I found an old post describing a known issue, but that's too old for me to think it's the same problem.

Are there any known issues with JAGS reporting the wrong DIC and pD? (Searching for "JAGS bugs" isn't all that helpful.)

I'd be grateful of any pointers.


回答1:


There are a number of different ways to calculate pD, and the method used by JAGS differs to that used by WinBUGS. See the Details section of the following help file:

?rjags::dic

Specifically:

DIC (Spiegelhalter et al 2002) is calculated by adding the “effective number of parameters” (pD) to the expected deviance. The definition of pD used by dic.samples is the one proposed by Plummer (2002) and requires two or more parallel chains in the model.

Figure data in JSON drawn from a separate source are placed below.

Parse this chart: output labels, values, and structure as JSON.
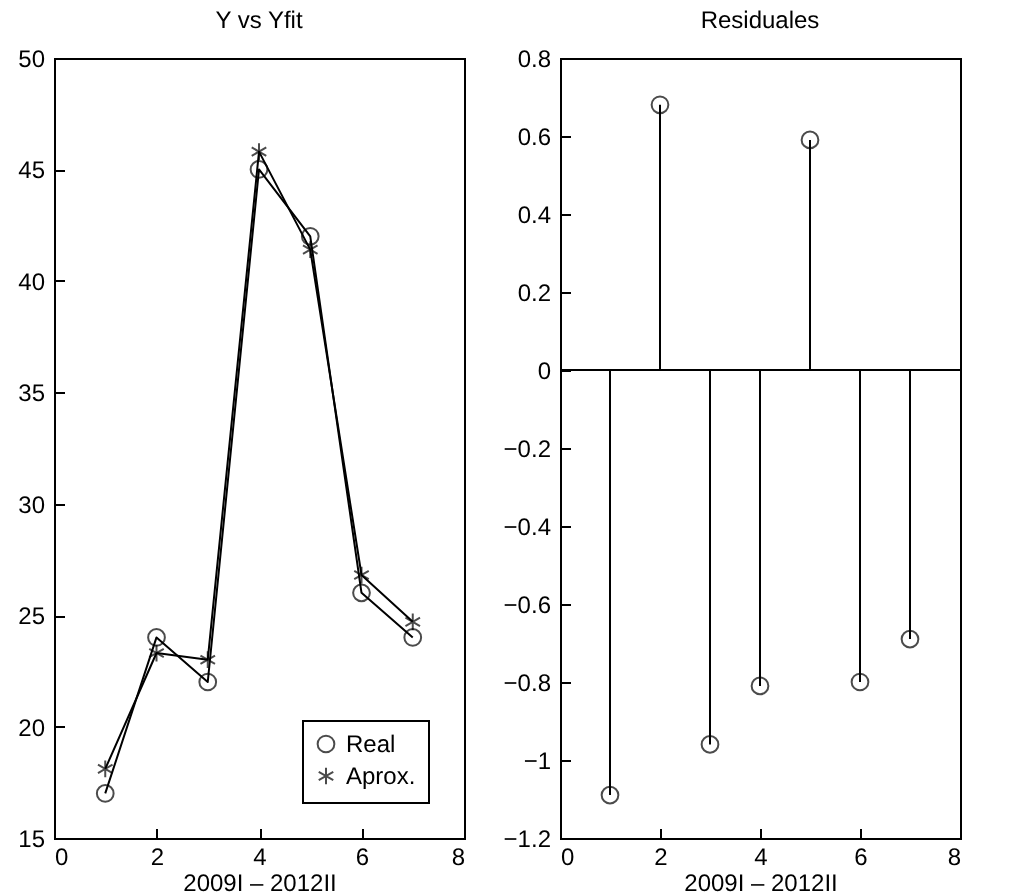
{
  "chart_data": [
    {
      "type": "line",
      "title": "Y vs Yfit",
      "xlabel": "2009I – 2012II",
      "x": [
        1,
        2,
        3,
        4,
        5,
        6,
        7
      ],
      "xlim": [
        0,
        8
      ],
      "xticks": [
        0,
        2,
        4,
        6,
        8
      ],
      "ylim": [
        15,
        50
      ],
      "yticks": [
        15,
        20,
        25,
        30,
        35,
        40,
        45,
        50
      ],
      "grid": false,
      "legend": "bottom right",
      "series": [
        {
          "name": "Real",
          "color": "#000000",
          "marker": "circle",
          "values": [
            17,
            24,
            22,
            45,
            42,
            26,
            24
          ]
        },
        {
          "name": "Aprox.",
          "color": "#000000",
          "marker": "cross",
          "values": [
            18.1,
            23.3,
            23.0,
            45.8,
            41.4,
            26.8,
            24.7
          ]
        }
      ]
    },
    {
      "type": "lollipop",
      "title": "Residuales",
      "xlabel": "2009I – 2012II",
      "x": [
        1,
        2,
        3,
        4,
        5,
        6,
        7
      ],
      "xlim": [
        0,
        8
      ],
      "xticks": [
        0,
        2,
        4,
        6,
        8
      ],
      "ylim": [
        -1.2,
        0.8
      ],
      "yticks": [
        -1.2,
        -1,
        -0.8,
        -0.6,
        -0.4,
        -0.2,
        0,
        0.2,
        0.4,
        0.6,
        0.8
      ],
      "grid": false,
      "marker": "circle",
      "color": "#000000",
      "values": [
        -1.09,
        0.68,
        -0.96,
        -0.81,
        0.59,
        -0.8,
        -0.69
      ],
      "ref_lines": [
        {
          "axis": "y",
          "value": 0,
          "color": "#000000"
        }
      ]
    }
  ]
}
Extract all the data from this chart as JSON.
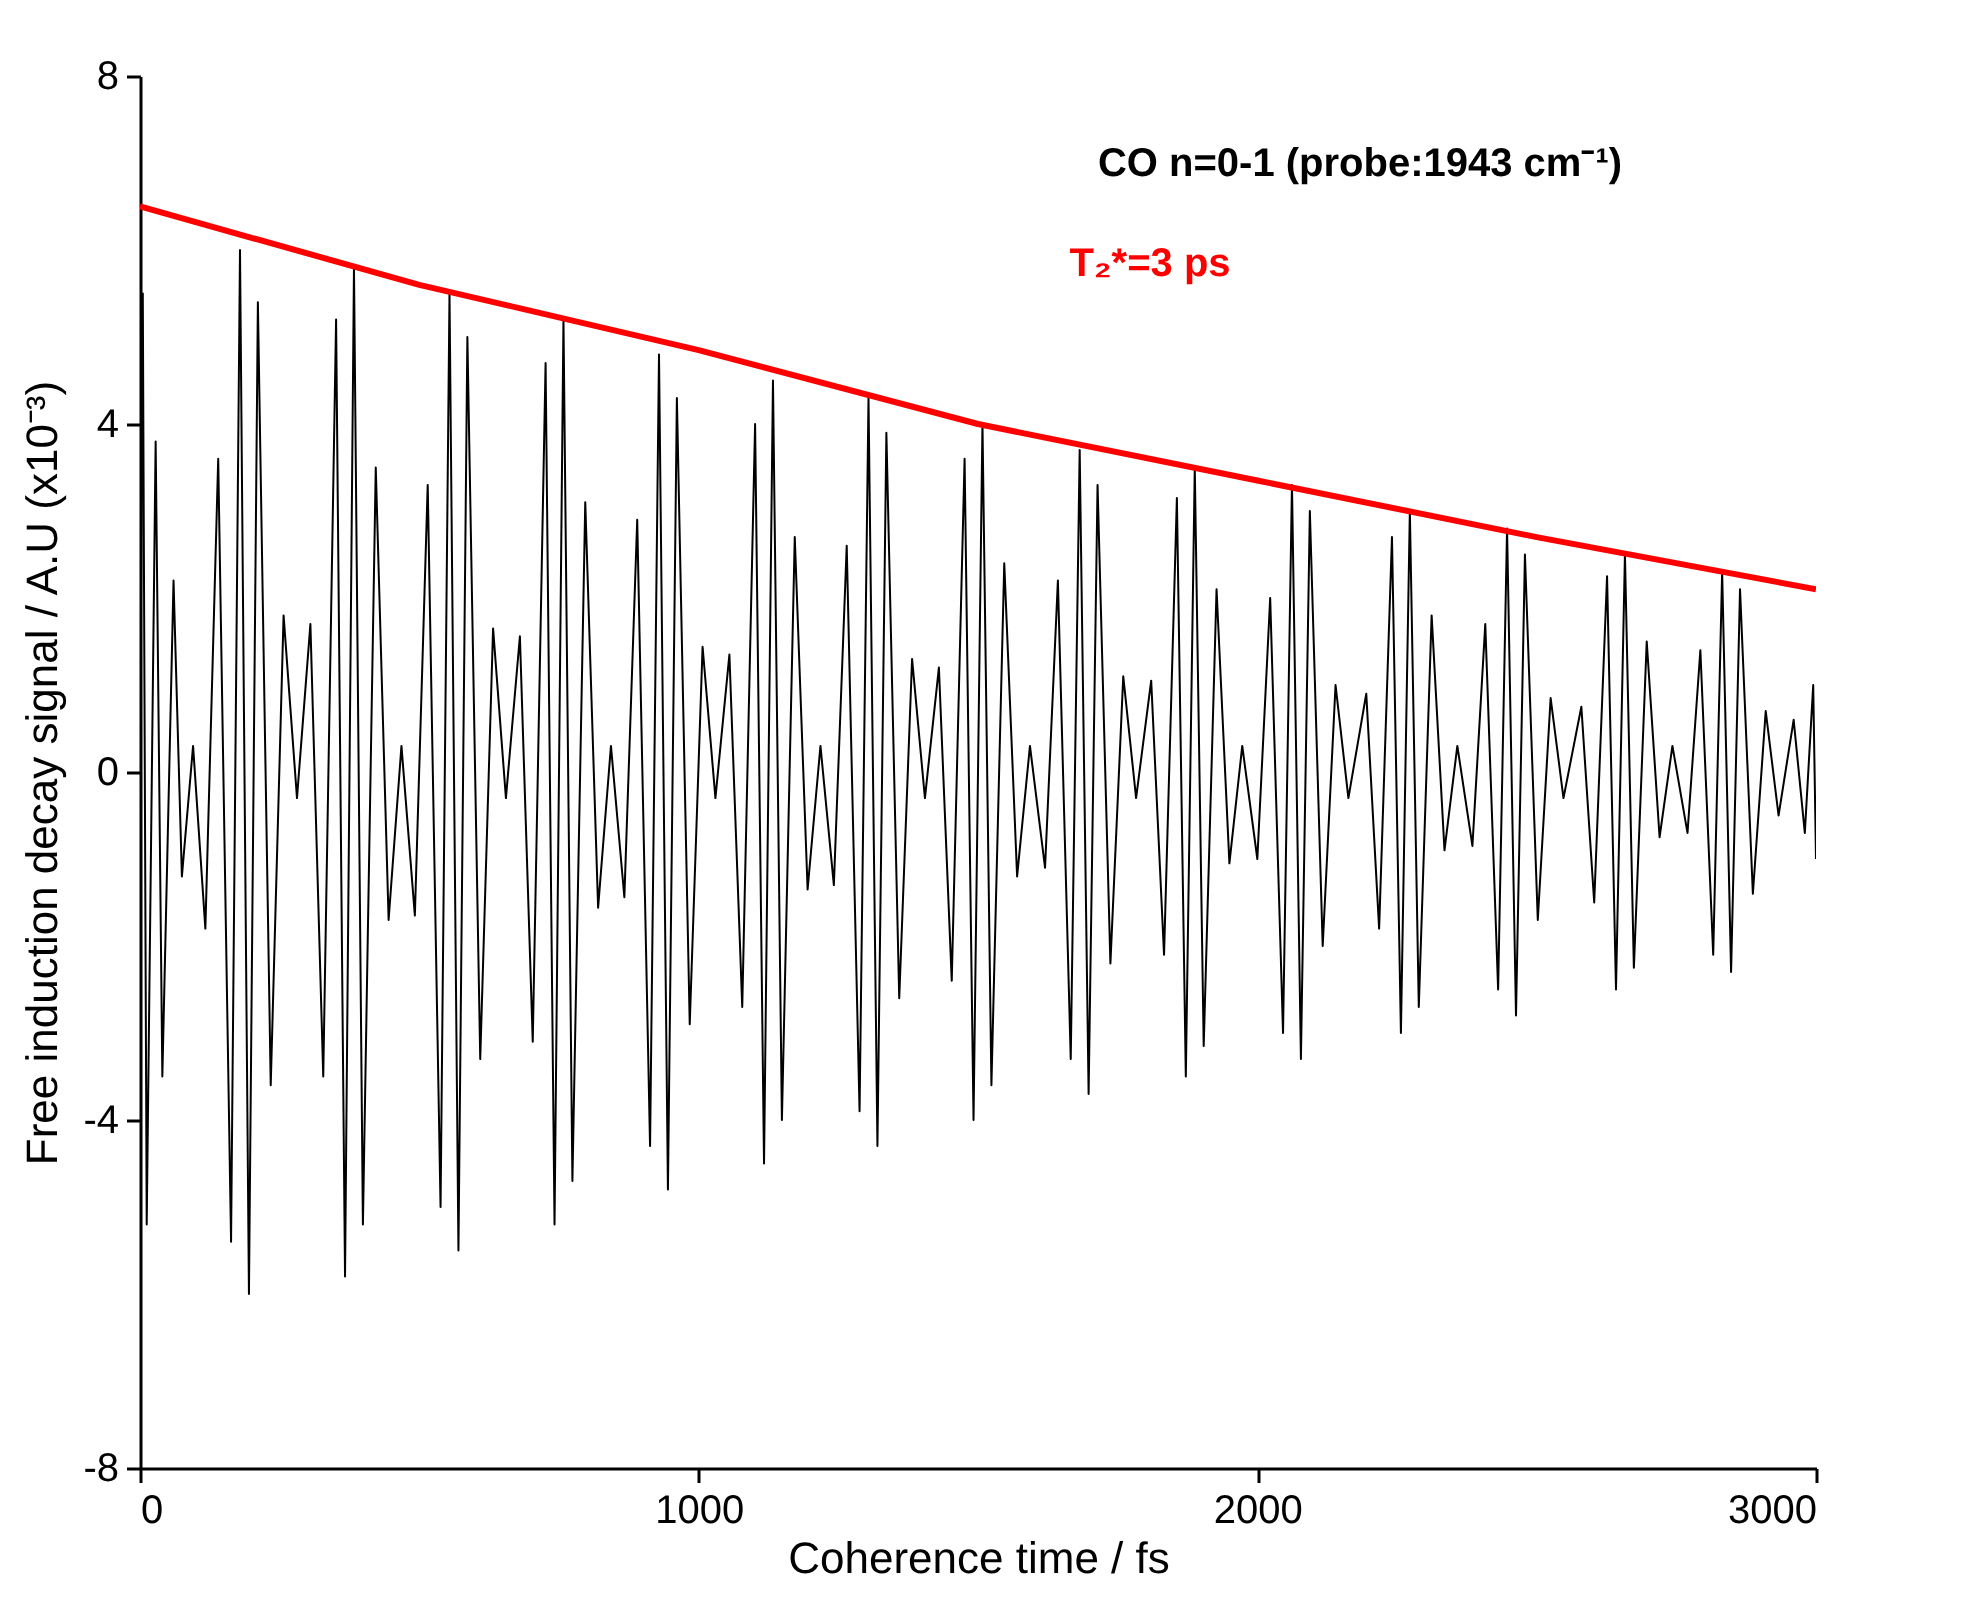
{
  "chart_data": {
    "type": "line",
    "xlabel": "Coherence time / fs",
    "ylabel": "Free induction decay signal / A.U (x10⁻³)",
    "xlim": [
      0,
      3000
    ],
    "xticks": [
      0,
      1000,
      2000,
      3000
    ],
    "ylim": [
      -8,
      8
    ],
    "yticks": [
      -8,
      -4,
      0,
      4,
      8
    ],
    "grid": false,
    "annotations": [
      "CO n=0-1 (probe:1943 cm⁻¹)"
    ],
    "series": [
      {
        "color": "#000000",
        "x": [
          0,
          5,
          12,
          28,
          40,
          60,
          75,
          95,
          117,
          140,
          163,
          179,
          195,
          211,
          234,
          257,
          281,
          305,
          328,
          351,
          367,
          383,
          399,
          422,
          445,
          468,
          492,
          515,
          538,
          554,
          570,
          586,
          609,
          632,
          655,
          680,
          703,
          726,
          742,
          758,
          774,
          797,
          820,
          843,
          867,
          890,
          913,
          929,
          945,
          961,
          984,
          1007,
          1030,
          1055,
          1078,
          1101,
          1117,
          1133,
          1149,
          1172,
          1195,
          1218,
          1242,
          1265,
          1288,
          1304,
          1320,
          1336,
          1359,
          1382,
          1405,
          1430,
          1453,
          1476,
          1492,
          1508,
          1524,
          1547,
          1570,
          1593,
          1620,
          1643,
          1666,
          1682,
          1698,
          1714,
          1737,
          1760,
          1783,
          1810,
          1833,
          1856,
          1872,
          1888,
          1904,
          1927,
          1950,
          1973,
          2000,
          2023,
          2046,
          2062,
          2078,
          2094,
          2117,
          2140,
          2163,
          2195,
          2218,
          2241,
          2257,
          2273,
          2289,
          2312,
          2335,
          2358,
          2385,
          2408,
          2431,
          2447,
          2463,
          2479,
          2502,
          2525,
          2548,
          2580,
          2603,
          2626,
          2642,
          2658,
          2674,
          2697,
          2720,
          2743,
          2770,
          2793,
          2816,
          2832,
          2848,
          2864,
          2887,
          2910,
          2933,
          2960,
          2980,
          2995,
          3000
        ],
        "values": [
          0,
          5.5,
          -5.2,
          3.8,
          -3.5,
          2.2,
          -1.2,
          0.3,
          -1.8,
          3.6,
          -5.4,
          6.0,
          -6.0,
          5.4,
          -3.6,
          1.8,
          -0.3,
          1.7,
          -3.5,
          5.2,
          -5.8,
          5.8,
          -5.2,
          3.5,
          -1.7,
          0.3,
          -1.65,
          3.3,
          -5.0,
          5.5,
          -5.5,
          5.0,
          -3.3,
          1.65,
          -0.3,
          1.56,
          -3.1,
          4.7,
          -5.2,
          5.2,
          -4.7,
          3.1,
          -1.56,
          0.3,
          -1.44,
          2.9,
          -4.3,
          4.8,
          -4.8,
          4.3,
          -2.9,
          1.44,
          -0.3,
          1.35,
          -2.7,
          4.0,
          -4.5,
          4.5,
          -4.0,
          2.7,
          -1.35,
          0.3,
          -1.3,
          2.6,
          -3.9,
          4.3,
          -4.3,
          3.9,
          -2.6,
          1.3,
          -0.3,
          1.2,
          -2.4,
          3.6,
          -4.0,
          4.0,
          -3.6,
          2.4,
          -1.2,
          0.3,
          -1.1,
          2.2,
          -3.3,
          3.7,
          -3.7,
          3.3,
          -2.2,
          1.1,
          -0.3,
          1.05,
          -2.1,
          3.15,
          -3.5,
          3.5,
          -3.15,
          2.1,
          -1.05,
          0.3,
          -1.0,
          2.0,
          -3.0,
          3.3,
          -3.3,
          3.0,
          -2.0,
          1.0,
          -0.3,
          0.9,
          -1.8,
          2.7,
          -3.0,
          3.0,
          -2.7,
          1.8,
          -0.9,
          0.3,
          -0.85,
          1.7,
          -2.5,
          2.8,
          -2.8,
          2.5,
          -1.7,
          0.85,
          -0.3,
          0.75,
          -1.5,
          2.25,
          -2.5,
          2.5,
          -2.25,
          1.5,
          -0.75,
          0.3,
          -0.7,
          1.4,
          -2.1,
          2.3,
          -2.3,
          2.1,
          -1.4,
          0.7,
          -0.5,
          0.6,
          -0.7,
          1.0,
          -1.0
        ]
      },
      {
        "name": "T₂*=3 ps",
        "color": "#ff0000",
        "x": [
          0,
          500,
          1000,
          1500,
          2000,
          2500,
          3000
        ],
        "values": [
          6.5,
          5.6,
          4.85,
          4.0,
          3.35,
          2.7,
          2.1
        ]
      }
    ]
  }
}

The details are in the (lengthy, but well worth reading) discussion of the following paper:

Spiegelhalter, D., N. Best, B. Carlin, and A. van der Linde (2002), Bayesian measures of model complexity and fit (with discussion). Journal of the Royal Statistical Society Series B 64, 583-639.

In general: all methods to calculate pD (of which I am aware) are approximations, and if two such methods disagree then it is probably because the assumptions behind for one (or both) approximation(s) are not being met.